Dunbartonshire was a hotbed of the game in the early years of organised football in Scotland, with the county's three leading clubs of the era, Dumbarton, Renton and Vale of Leven all forming in 1872, emerging out of shinty clubs in local factories who were turned to the association game by the influence of Queen's Park.

Alclutha was formed in the same year, but did not have the same factory backing. It was therefore always in the shadow of the other Dunbartonshire clubs; indeed, it issued a series of challenges to Dumbarton F.C. in early 1875, none of which was answered, "they evidently thinking of themselves far above us...that it was not worth their while wasting time on us." Although it entered the Scottish Cup consistently from 1875–76 to 1887–88, it only won one of its 12 matches in the competition.

The club's first match in the competition was arguably the club's best performance. Drawn at home to Renton, the lighter Alclutha side dominated the first half, despite kicking into the wind, and only conceded a winner in the 85th minute, after a stray pass from one of the backs allowed the heavier Renton forwards to force the ball home.

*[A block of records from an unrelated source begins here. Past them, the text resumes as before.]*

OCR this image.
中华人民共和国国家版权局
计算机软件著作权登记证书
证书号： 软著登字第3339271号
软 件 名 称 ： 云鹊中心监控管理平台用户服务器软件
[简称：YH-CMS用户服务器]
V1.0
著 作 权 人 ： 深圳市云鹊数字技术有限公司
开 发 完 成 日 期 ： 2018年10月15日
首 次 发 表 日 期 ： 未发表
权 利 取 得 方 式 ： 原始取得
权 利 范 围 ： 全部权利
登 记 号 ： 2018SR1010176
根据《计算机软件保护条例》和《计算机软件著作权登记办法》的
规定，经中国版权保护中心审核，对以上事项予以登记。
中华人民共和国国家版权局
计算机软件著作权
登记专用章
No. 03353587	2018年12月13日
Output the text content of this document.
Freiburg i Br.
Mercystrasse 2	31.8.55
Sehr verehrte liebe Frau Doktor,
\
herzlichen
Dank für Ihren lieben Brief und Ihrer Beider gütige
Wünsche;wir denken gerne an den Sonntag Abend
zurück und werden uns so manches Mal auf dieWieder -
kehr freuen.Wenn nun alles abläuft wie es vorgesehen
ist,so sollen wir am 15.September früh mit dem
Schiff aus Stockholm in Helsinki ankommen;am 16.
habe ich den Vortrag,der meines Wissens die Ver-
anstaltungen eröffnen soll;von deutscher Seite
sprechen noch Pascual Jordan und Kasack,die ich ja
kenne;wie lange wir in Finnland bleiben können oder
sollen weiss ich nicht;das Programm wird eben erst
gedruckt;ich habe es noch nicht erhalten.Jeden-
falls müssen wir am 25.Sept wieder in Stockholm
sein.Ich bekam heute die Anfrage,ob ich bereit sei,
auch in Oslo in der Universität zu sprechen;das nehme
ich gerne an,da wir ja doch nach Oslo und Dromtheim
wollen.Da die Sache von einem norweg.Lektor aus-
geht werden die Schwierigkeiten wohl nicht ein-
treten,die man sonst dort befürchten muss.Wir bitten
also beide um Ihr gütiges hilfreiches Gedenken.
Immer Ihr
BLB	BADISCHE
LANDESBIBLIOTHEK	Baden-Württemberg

The club was competitive in the 1870s, with goalkeeper Fraser being chosen for the Dunbartonshire representative side in 1876, despite both Renton and Vale of Leven having been Scottish Cup finalists. However the club's lack of backing ensured it could never develop into a permanently strong club. As early as 1877 the club noted that its best players were being enticed by other sides, and in 1878, its best-ever player, James McAulay, was poached by Dumbarton after he had impressed playing as a back in the 6–0 Cup defeat by Vale of Leven.

After eight consecutive first round defeats in the Cup, the club's change of name to Dunbritton - the name having been used before, for a club which played on public parkland - brought an instant change of luck. In the 1883–84 tournament, the club was drawn to play Vale of Leven Wanderers at Alexandria, and obtained a draw; even better, the club won the replay 4–0, for its only ever competitive victory.

However, after losing to Jamestown in the second round by 7–1, the club barely played. It entered the Scottish Cup for the next three seasons but withdrew every time; the Dumbartonshire Cup competition started in 1884–85 and the club entered for the first two seasons, but again withdrew before playing a match.

The club's final match appears to have been a 10–2 Scottish Cup defeat at Dumbarton in 1887, and the club was struck from the Scottish FA register in 1888. The Alclutha name was revived for an exhibition match between former players at Dumbarton's Boghead Park in 1893.

==Colours==
The club originally wore dark blue shirts with white knickerbockers/shorts and red hose. In 1878 the club changed to all navy blue, and in 1881 re-adopted white knickers, but retained the navy stockings. This remained the club's outfit until its demise.

==Ground==
The club played on a pitch near Barloan Toll in Dumbarton until 1880. After then it moved to Woodyard Park.